Тыл тут был немецкий, но жидкий. Распутица развела всех по щелям. Колонны стояли, моторы стыли, обоз вяз. Немец сидел по деревням и ждал сухой земли так же, как ждал её Воронин – только немцу она несла лето, а Воронину несла войну, чей счёт он держал в голове наперёд. Оттого и шли сейчас, по грязи, по ночи: оба фронта стояли, а его работа не стояла. Жилу немцу рвать надо было там, где она тоньше всего. А тоньше всего она была теперь тут – на единственной твёрдой нитке.
Где‑то слева, за лесом, лаяла собака. Деревня. Чужой староста спит, петух не пропел ещё. Воронин повёл группу шире от деревни – лишних полверсты, зато мимо. Собаку он не любил пуще пулемёта. Пулемёт бьёт, куда наведён; собака будит всех.
У выхода на гриву Дед провалился.
Не вскрикнул – Дед не кричал. Просто корка под ним хрустнула не так, и он ушёл по колено. Выдернул ногу, ушёл другой. Воронин поднял кулак. Стали. Дед выбрался назад на твёрдое, потоптался, потрогал валенок.
– Не держит, – сказал негромко, по‑полтавски глотнув звук. – Низина. Сверху подмёрзло, под коркой – каша.
Воронин присел. Продавил наст ладонью. Под тонким ледком пальцы вошли в холодную грязь по второй сустав. Грива тянула низом, через мочажину; оттепель натекла сюда со всего ската и не стянулась. По его всегдашней тропе сегодня было не пройти.
Не потому, что опасно. Потому, что мокро.
Он прикинул на ходу. Выше, у гребня, лес реже, ветер выдул снег, земля каменистей – там подмёрзнет крепче. Лишних сорок минут и триста шагов вверх. К складу выйдут не в три, а к четырём. Впритык к темноте. Но впритык.
– Берём выше, – сказал он. – Под самый гребень. Третьяк, веди по камню.
Сибиряк без слова забрал круче в гору. Группа потянулась за ним – прочь от мочажины, прочь от набитой за зиму низом тропы, выше на сотню шагов и позже на час. Воронин не дал этому ни мысли. Мокрая низина, сухой гребень. Где течёт – не идём. Он переложил автомат на грудь и полез, считая шаги до склада. Голова была занята складом. Под ногами держало, и это было всё, что от земли сейчас требовалось.
Память подсунула некстати. Учебка, инструктор водит указкой по схеме: противник придёт по удобному, всегда по удобному, мину ройте на удобном. Здесь удобное было внизу. Здесь он от удобного ушёл вверх – по той одной причине, какую инструктор в схему не вписал. Потому что под ногой текло.
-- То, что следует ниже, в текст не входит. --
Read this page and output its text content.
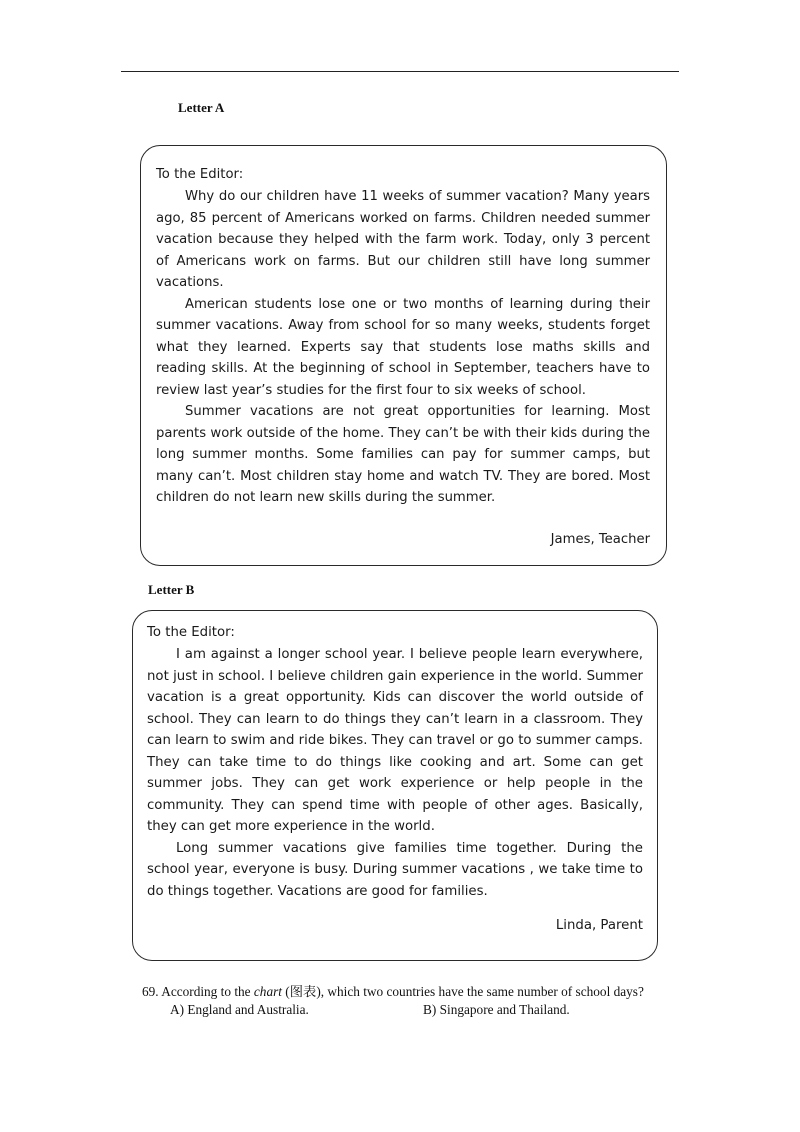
Letter A

To the Editor:

Why do our children have 11 weeks of summer vacation? Many years ago, 85 percent of Americans worked on farms. Children needed summer vacation because they helped with the farm work. Today, only 3 percent of Americans work on farms. But our children still have long summer vacations.

American students lose one or two months of learning during their summer vacations. Away from school for so many weeks, students forget what they learned. Experts say that students lose maths skills and reading skills. At the beginning of school in September, teachers have to review last year’s studies for the first four to six weeks of school.

Summer vacations are not great opportunities for learning. Most parents work outside of the home. They can’t be with their kids during the long summer months. Some families can pay for summer camps, but many can’t. Most children stay home and watch TV. They are bored. Most children do not learn new skills during the summer.

James, Teacher

Letter B

To the Editor:

I am against a longer school year. I believe people learn everywhere, not just in school. I believe children gain experience in the world. Summer vacation is a great opportunity. Kids can discover the world outside of school. They can learn to do things they can’t learn in a classroom. They can learn to swim and ride bikes. They can travel or go to summer camps. They can take time to do things like cooking and art. Some can get summer jobs. They can get work experience or help people in the community. They can spend time with people of other ages. Basically, they can get more experience in the world.

Long summer vacations give families time together. During the school year, everyone is busy. During summer vacations , we take time to do things together. Vacations are good for families.

Linda, Parent

69. According to the chart (图表), which two countries have the same number of school days?
A) England and Australia.	B) Singapore and Thailand.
Склад открылся к четырём. С гребня, сверху.
* * *
Бывший разъезд. Три барака, обвод колючки, вышка. Воронин лёг за валун, взял в бинокль.
Немец стаскивал сюда мостовое имущество. Под летнюю тягу – это читалось с одного взгляда. Понтоны лежали штабелем, серые прорезиненные мешки, к ним брус, скобы, бухты троса. В стороне бочки, рядком, под брезентом: горючее для тягачей. Чужая рачительность. Всё уложено, всё пересчитано, всё ждёт сухой земли. Готовил, чем бросать мосты, когда грунт встанет.
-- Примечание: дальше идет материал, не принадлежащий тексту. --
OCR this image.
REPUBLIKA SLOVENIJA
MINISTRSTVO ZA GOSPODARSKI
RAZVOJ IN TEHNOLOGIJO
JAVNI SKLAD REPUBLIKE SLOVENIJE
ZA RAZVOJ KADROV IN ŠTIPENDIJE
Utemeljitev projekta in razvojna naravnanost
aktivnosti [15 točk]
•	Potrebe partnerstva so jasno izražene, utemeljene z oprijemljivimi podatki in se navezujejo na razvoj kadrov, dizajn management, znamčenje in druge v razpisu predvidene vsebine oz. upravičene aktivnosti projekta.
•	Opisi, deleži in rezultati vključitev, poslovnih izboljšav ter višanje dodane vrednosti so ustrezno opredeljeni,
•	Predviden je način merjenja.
Дорога эта пойдёт на юг. К Харькову, к Дону, к тому, чего здесь, под Издешковом, не чуял никто. Он смотрел на серые мешки и видел не мешки – видел переправы будущего лета, по которым покатит то, что покатит. Понтон под траки. Брус под колею. Всё это ляжет через реки там, южнее, и по нему пойдёт беда.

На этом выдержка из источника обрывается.